That was the title of a play my grandmother wrote way back when. It was also what was written on IBM cards back in the day. Back when everything and everybody was an IBM card. The IBM cards are gone, but the attitudes that created them are still, unfortunately very much alive. Far too many people want to define people into cards and put them into slots as if we all have holes punched and when the pins match up we are where we are supposed to be. With the cards where nothing matches up run through again and again and when they get “mutilated” thrown in the trash.
I ran into this when I tried to apply for contract job earlier this week. The lady on the other end would not, submit me, simply because she felt that I “was not a good fit.” I had been put in a slot in this woman’s mind and there was nothing I could do to change that.
This kind of attitude seems to prevail in the hiring community these days. I suppose that it’s easier to put people in boxes and match keywords than it is to actually talk to people . The problem is that the typical job isn’t a slot, it’s an experience. The work usually starts with “not in my job description.” These aren’t the days of the assembly line putting screw 205345 into part 323537 and fill out form I-385 at the end of the day. Frank Taylor taken to the ultimate.
The last 30 years so have been the beginning of a revolution on how business is done taking advantage of the digital technologies and all that they have spun off. Hiring, and how employees are treated is still stuck in the 1970’s with all the put people in boxes thinking that goes with that.
Of course the companies and the recruiting people all want the “top people.” The problem is that they base everything on people in those stupid slots. But the real qualities of a person won’t show up on their resume. Stay in one place and do the same things over and over and you will build experience. It will not be “experience,” though. Doing the same thing isn’t growth, it’s just staying pat. The real top people grow.
The problem is that the ATS based, data mangled hiring systems that are in use by all too many companies are creating so much effort looking for unicorns that they forget the real reason for the whole thing. All those systems for screening people out when what’s needed is a way to find the best people to bring in. Which is the thing that the systems are failing miserably at.
The fact is that nobody knows what’s going to happen until they try to do it. Doing a job, in spite of what all the consultants and “experts” say, isn’t a matter of the software you use or your credentials or anything that can be measured. It’s a matter of sitting down and not quitting. The best people know how to overcome obstacles because, more than likely they have had to do that. But That stuff doesn’t show up on a resume and no ATS system will screen for it.
On paper, this person had hardly any of the requirements laid out in our job description. Publisher experience? Nope. Expertise building and leading a large team? No again. (Crap.)

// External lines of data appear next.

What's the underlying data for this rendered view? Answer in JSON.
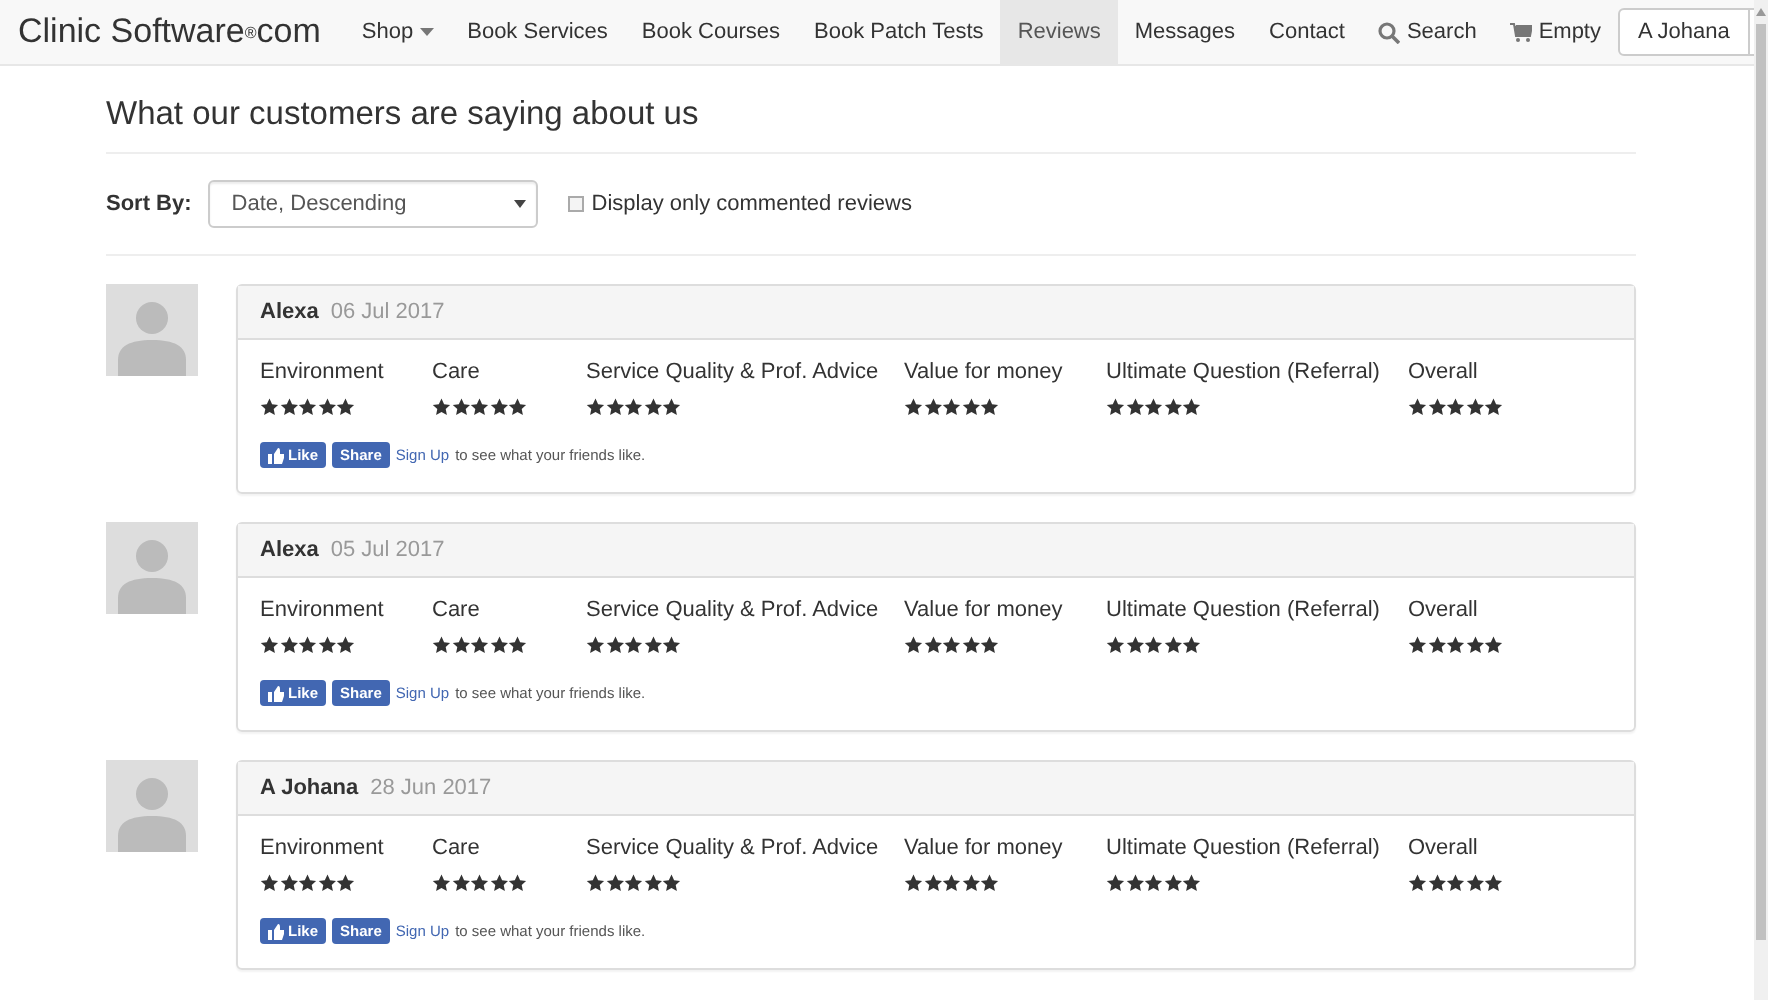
{
  "navbar": {
    "brand": "Clinic Software",
    "brand_mark": "®",
    "brand_suffix": "com",
    "items": [
      {
        "label": "Shop",
        "kind": "dropdown",
        "selected": false
      },
      {
        "label": "Book Services",
        "kind": "link",
        "selected": false
      },
      {
        "label": "Book Courses",
        "kind": "link",
        "selected": false
      },
      {
        "label": "Book Patch Tests",
        "kind": "link",
        "selected": false
      },
      {
        "label": "Reviews",
        "kind": "link",
        "selected": true
      },
      {
        "label": "Messages",
        "kind": "link",
        "selected": false
      },
      {
        "label": "Contact",
        "kind": "link",
        "selected": false
      },
      {
        "label": "Search",
        "kind": "search",
        "selected": false
      },
      {
        "label": "Empty",
        "kind": "cart",
        "selected": false
      }
    ],
    "user_button": "A Johana"
  },
  "heading": "What our customers are saying about us",
  "sort": {
    "label": "Sort By:",
    "value": "Date, Descending",
    "filter_label": "Display only commented reviews",
    "filter_checked": false
  },
  "reviews": [
    {
      "name": "Alexa",
      "date": "06 Jul 2017",
      "ratings": [
        {
          "label": "Environment",
          "stars": 5
        },
        {
          "label": "Care",
          "stars": 5
        },
        {
          "label": "Service Quality & Prof. Advice",
          "stars": 5
        },
        {
          "label": "Value for money",
          "stars": 5
        },
        {
          "label": "Ultimate Question (Referral)",
          "stars": 5
        },
        {
          "label": "Overall",
          "stars": 5
        }
      ],
      "like": "Like",
      "share": "Share",
      "signup": "Sign Up",
      "signup_text": "to see what your friends like."
    },
    {
      "name": "Alexa",
      "date": "05 Jul 2017",
      "ratings": [
        {
          "label": "Environment",
          "stars": 5
        },
        {
          "label": "Care",
          "stars": 5
        },
        {
          "label": "Service Quality & Prof. Advice",
          "stars": 5
        },
        {
          "label": "Value for money",
          "stars": 5
        },
        {
          "label": "Ultimate Question (Referral)",
          "stars": 5
        },
        {
          "label": "Overall",
          "stars": 5
        }
      ],
      "like": "Like",
      "share": "Share",
      "signup": "Sign Up",
      "signup_text": "to see what your friends like."
    },
    {
      "name": "A Johana",
      "date": "28 Jun 2017",
      "ratings": [
        {
          "label": "Environment",
          "stars": 5
        },
        {
          "label": "Care",
          "stars": 5
        },
        {
          "label": "Service Quality & Prof. Advice",
          "stars": 5
        },
        {
          "label": "Value for money",
          "stars": 5
        },
        {
          "label": "Ultimate Question (Referral)",
          "stars": 5
        },
        {
          "label": "Overall",
          "stars": 5
        }
      ],
      "like": "Like",
      "share": "Share",
      "signup": "Sign Up",
      "signup_text": "to see what your friends like."
    }
  ]
}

But here’s what this candidate did have: exceptional strategic thinking; deep mobile experience with the world’s largest providers; and the skills to create killer partnerships. Most of all, he radiated a contagious, no-holds-barred attitude. This transcended the requirements we’d convinced ourselves were non-negotiable in the job description. Although he wasn’t the “perfect match,” this candidate showed that investing in him would be a great decision for our company.
He was right.
As long as the hiring system insists on putting people in slots, the system will continue to fail. It will fail the job seeker and it will fail the companies. In the end everybody loses.
One would think that hiring times would be getting shorter. Yet it’s the opposite that’s true. It’s time for some out of the box thinking and human based, rather than slot based hiring.